Stocks were mixed on Wall Street on Friday morning, as different parts of the market had disparate performances. Weakness in the Nasdaq Composite (^IXIC -1.59%) showed the less-upbeat sentiment toward growth-oriented stocks that's prevailing right now, as the index was down half a percent as of 11 a.m. EDT, even as other benchmarks were gaining ground.
Nevertheless, there were a couple of noteworthy Nasdaq stocks that had much better performance than the overall index. Earnings helped push shares of Seagate Technology (STX -2.04%) and SVB Financial (SIVB -3.08%) higher, and their influence could be a long-term positive for the market, as a whole. Read on for the details.
Seagate heads into the cloud
Shares of Seagate Technology were up more than 5% on Friday morning. The maker of storage devices has benefited from favorable trends driving more big companies to beef up their data centers to take advantage of cloud-computing's efficiency gains.
The numbers from Seagate's fiscal first-quarter financials were impressive. Revenue of $3.12 billion was up 35% from year-ago levels. Adjusted net income more than doubled year over year to $544 million, and the resulting adjusted earnings of $2.35 per share came in higher than many of those following the stock had expected.
Seagate saw massive gains in its margins, which helped contribute to better profitability. Gross margin climbed 4.5 percentage points, while operating margin was higher by more than 7 percentage points.

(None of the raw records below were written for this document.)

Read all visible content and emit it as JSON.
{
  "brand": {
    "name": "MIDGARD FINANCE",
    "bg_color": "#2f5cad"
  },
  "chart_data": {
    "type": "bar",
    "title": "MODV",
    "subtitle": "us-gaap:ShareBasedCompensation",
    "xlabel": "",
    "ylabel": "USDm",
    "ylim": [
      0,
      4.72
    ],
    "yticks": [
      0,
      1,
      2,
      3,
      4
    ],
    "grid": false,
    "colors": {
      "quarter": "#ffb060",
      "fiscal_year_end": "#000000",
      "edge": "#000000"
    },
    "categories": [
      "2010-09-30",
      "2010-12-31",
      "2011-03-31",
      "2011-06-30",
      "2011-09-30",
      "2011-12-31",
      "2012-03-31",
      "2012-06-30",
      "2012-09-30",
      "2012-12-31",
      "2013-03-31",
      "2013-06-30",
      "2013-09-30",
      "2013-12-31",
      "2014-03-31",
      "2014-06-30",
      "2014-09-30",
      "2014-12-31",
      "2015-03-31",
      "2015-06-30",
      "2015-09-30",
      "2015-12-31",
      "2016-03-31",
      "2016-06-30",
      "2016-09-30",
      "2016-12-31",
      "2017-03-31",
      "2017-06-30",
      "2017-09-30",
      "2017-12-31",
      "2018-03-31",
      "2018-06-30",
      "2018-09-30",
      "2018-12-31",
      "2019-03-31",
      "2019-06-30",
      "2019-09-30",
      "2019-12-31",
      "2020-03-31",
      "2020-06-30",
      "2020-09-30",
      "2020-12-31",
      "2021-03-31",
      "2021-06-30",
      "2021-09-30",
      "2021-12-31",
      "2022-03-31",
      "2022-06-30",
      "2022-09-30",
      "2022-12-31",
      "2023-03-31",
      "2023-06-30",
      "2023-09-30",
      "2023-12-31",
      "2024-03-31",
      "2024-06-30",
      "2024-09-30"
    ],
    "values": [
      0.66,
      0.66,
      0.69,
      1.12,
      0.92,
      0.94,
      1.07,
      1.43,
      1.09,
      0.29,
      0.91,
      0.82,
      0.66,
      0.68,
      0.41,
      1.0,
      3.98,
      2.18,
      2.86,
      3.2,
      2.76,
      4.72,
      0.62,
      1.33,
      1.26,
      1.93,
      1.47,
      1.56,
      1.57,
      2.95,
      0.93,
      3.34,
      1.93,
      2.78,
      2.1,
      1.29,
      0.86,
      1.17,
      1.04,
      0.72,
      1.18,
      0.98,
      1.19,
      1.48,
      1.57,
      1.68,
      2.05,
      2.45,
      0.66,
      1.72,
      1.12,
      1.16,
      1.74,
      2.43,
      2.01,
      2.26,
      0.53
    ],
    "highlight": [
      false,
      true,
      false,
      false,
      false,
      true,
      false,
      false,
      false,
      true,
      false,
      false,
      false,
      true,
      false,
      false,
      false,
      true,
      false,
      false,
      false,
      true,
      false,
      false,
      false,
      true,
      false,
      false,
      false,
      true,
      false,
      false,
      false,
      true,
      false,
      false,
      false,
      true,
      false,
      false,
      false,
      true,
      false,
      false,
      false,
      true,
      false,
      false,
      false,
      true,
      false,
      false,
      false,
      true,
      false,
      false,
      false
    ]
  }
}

Seagate attributed the gains to ongoing demand from its cloud data center customers, as well as strength in the video and image applications markets. With demand for mass-capacity storage seeing long-term trends higher, the company expects these gains to continue. Seagate predicted revenue of around $3.1 billion for the fiscal second quarter, as well, with adjusted earnings consistent with the $2.35 per share from the most recent quarter.
Seagate's stock has flattened out after extraordinary gains early in 2021. Shareholders are now optimistic, however, that Seagate might finally be ready to push higher in a favorable industry environment.
Bank on big gains
Shares of SVB Financial were higher by 6% on Friday morning, pushing the stock to a new all-time high. The parent company of Silicon Valley Bank reported strong results that point to its continued success in tapping into a key niche market.
Nearly all of SVB's key metrics were favorable. Earnings of $6.24 per share were down from year-ago levels, but they also included some key extraordinary items from the company's merger with Boston Private. Loans at the end of the quarter rose 21% year over year by $61.5 billion, while total client funds were up 13% to $371.4 billion.
Net interest income rose 17% from year-ago levels, while provisions for credit losses were down 20% to just $21 million for the period. Core fee income was higher by 19%, as well, helping to supplement other sources of revenue.
SVB continued to take advantage of strong conditions in the private-equity and venture-capital markets. That plays a key role in Silicon Valley and, in turn, helps boost the number of clients using SVB and the amount of funds they keep on deposit there.
Bank investors will look at SVB and see a valuation that's quite a bit higher than the typical bank. Yet with so many growth opportunities and expectations for further expansion, SVB isn't a typical bank -- and it looks like a legitimate growth stock for the long term.